つまりこの1位と2位の争いはバトルロイヤルものにおける正統派ヒロインVSトリッキーキャラの争いなのだ。

キレッキレのブレインタイプが好きか。ふわふわのほほんとした純粋な女の子が好きか。これはタイプの分かれるところだ。Twitterというフィールドでは前者の方が受けやすいが、戦う舞台が異なれば正統派ヒロインは強い。それこそがこの「バズり」を受けてなお頂点に君臨し続ける理由だろう。

今現在の所、彼女は「ゲームの登場人物」としてはさほど面白い効果を持つ人物ではないが、アイドルとしては誰よりも成功しているのだ。

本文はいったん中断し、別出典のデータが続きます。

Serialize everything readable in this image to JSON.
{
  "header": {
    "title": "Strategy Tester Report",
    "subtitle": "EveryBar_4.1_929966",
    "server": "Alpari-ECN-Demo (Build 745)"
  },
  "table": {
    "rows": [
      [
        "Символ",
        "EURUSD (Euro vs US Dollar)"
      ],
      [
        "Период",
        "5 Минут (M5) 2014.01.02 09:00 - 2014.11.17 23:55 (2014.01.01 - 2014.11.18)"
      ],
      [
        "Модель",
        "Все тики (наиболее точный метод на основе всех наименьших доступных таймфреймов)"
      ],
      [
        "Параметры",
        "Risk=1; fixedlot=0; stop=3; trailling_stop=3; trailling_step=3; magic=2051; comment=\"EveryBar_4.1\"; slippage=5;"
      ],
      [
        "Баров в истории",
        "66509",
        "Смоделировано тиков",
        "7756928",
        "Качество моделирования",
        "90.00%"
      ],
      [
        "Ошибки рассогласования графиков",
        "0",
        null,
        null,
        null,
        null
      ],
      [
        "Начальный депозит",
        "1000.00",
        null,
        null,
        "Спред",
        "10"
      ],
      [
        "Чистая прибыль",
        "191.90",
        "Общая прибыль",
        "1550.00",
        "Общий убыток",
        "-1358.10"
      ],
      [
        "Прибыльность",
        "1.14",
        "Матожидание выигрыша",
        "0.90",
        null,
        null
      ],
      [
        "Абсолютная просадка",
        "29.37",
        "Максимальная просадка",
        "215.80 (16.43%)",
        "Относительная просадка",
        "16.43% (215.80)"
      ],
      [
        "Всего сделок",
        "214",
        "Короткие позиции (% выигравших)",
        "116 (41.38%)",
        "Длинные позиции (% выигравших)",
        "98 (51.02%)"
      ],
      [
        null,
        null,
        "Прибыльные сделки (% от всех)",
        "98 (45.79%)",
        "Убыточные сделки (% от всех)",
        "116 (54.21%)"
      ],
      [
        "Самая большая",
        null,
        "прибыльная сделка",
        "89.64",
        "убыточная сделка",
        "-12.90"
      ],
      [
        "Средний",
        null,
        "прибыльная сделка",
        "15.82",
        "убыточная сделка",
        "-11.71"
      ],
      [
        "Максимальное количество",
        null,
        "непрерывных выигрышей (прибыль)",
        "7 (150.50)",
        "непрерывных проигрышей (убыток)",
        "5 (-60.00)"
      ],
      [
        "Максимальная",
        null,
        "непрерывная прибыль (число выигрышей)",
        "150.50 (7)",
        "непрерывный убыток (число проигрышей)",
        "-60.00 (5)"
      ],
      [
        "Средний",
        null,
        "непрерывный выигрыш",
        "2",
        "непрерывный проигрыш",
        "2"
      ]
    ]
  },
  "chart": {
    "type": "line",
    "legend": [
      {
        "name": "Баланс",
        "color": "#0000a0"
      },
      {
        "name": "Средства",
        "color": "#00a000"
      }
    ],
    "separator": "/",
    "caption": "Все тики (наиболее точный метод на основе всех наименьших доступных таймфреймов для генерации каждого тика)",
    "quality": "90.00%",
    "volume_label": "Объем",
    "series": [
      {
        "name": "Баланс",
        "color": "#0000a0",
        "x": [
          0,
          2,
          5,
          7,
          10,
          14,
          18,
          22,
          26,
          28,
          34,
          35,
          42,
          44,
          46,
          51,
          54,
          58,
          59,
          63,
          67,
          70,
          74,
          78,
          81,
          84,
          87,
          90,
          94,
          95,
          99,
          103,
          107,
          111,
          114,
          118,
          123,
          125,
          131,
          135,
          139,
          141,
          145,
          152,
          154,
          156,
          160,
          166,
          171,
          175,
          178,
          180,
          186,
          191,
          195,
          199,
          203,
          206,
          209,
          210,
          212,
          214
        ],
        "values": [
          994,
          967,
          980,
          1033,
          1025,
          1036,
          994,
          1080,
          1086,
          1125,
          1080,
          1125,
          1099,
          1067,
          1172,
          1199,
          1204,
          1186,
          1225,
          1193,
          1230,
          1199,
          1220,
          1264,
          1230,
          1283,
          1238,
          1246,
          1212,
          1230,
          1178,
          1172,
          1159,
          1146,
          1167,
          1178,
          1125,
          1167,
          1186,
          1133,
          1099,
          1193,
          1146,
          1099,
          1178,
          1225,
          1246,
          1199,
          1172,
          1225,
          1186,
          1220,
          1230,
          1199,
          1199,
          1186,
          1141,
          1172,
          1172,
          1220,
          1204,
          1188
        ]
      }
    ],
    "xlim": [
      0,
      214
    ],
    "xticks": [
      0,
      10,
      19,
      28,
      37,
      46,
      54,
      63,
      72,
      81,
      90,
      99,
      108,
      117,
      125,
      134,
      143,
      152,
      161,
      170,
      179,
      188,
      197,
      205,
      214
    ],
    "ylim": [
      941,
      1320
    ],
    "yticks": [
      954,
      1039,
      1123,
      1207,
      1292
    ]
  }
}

……分かる人にしか分からない例えをするなら、九条林檎No.5は狛枝凪斗であり、巻乃もなかNo.7は舞園さやかだ。

ダンガンロンパの例えだが恐らく、「外の世界の人間に誰よりも好かれたのは狛枝凪斗」だが、「同じ世界の人間に誰よりも好かれたのは舞園さやか」だ。狛枝はそのトリッキーさで人気キャラにのし上がったし、舞園さやかはその世界では国民的なアイドルだ。でもぶっちゃけ狛枝は同じ世界の人間にはそこまで好かれていないし、舞園は外の世界で評価されるほどトリッキーではなかった。

つまりメタ視点で見た時にエモいのは九条林檎No.5だが、同じ世界のアイドルとして応援したくなるのは巻乃もなかNo.7なのかもしれない。

とはいえ二人は別のキャラなので、厳密には争う必要はない。あくまで競う相手はクローンであり、別のキャラクターではない。だって二人とも勝者になる事が出来るからだ。ついでに言えば3位の雨ヶ崎笑虹No.6だって争う必要はない。


そしてこのバーチャル蠱毒オーディションはまだ始まったばかりだ。

これからどんな「ゲーム上に」登場人物が登場するのか、特に勝ち目のない下位の存在がどんな行動に出るのかが、まさにこれからが見物となってくるはずだ。

九条林檎No.5のせいで当事者になってしまった私は、このゲームを最後まで見守るしかない。


(追記11/23 20:00)

スタートイベントが終了したらしいが、最終的に1位と2位は入れ替わったらしい。林檎5様強いですね……。